The futures brokerage firm run by former New Jersey Gov. Jon Corzine (D) has filed for bankruptcy, ending a series of frantic attempts by Corzine to find last-minute backers to buy its assets.
The bankruptcy is a blow to Corzine, who was at the helm of MF Global as it expanded its investment in European debt.
But it could be a personal financial boon to the former governor: if the company terminates him without cause, he is entitled to a $9 million severance payment, plus a $3 million annual bonus, according to Securities and Exchange Commission filings.
MF Global will enter bankruptcy proceedings with $41 billion in assets and $39 billion in liabilities, according to documents filed in federal bankruptcy court.

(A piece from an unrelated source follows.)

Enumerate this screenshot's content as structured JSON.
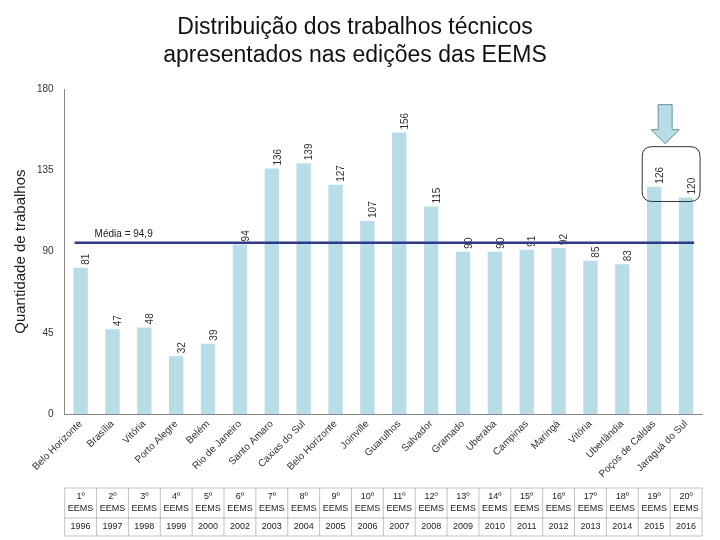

The firm's largest debtor, JPMorgan Chase, is owed about $1.2 billion in bond debt.
Corzine, a former CEO of Goldman Sachs who represented New Jersey in the Senate before becoming governor, has remained a prominent political force since being defeated by now-Gov. Chris Christie (R-N.J.) in 2009. He showed up on a list of bundlers who raised more than one-half million dollars for President Obama's reelection during the third quarter of 2011, and has been floated as a possible replacement for Treasury Secretary Timothy Geithner.
Financial analysts saw tea leaves in August when reports emerged about a so-called "Obama clause" built in to Corzine's contract with MF Global. The clause promised to pay investors an extra percentage point of interest on their investment if Corzine left the company for a job with the federal government before July 2012.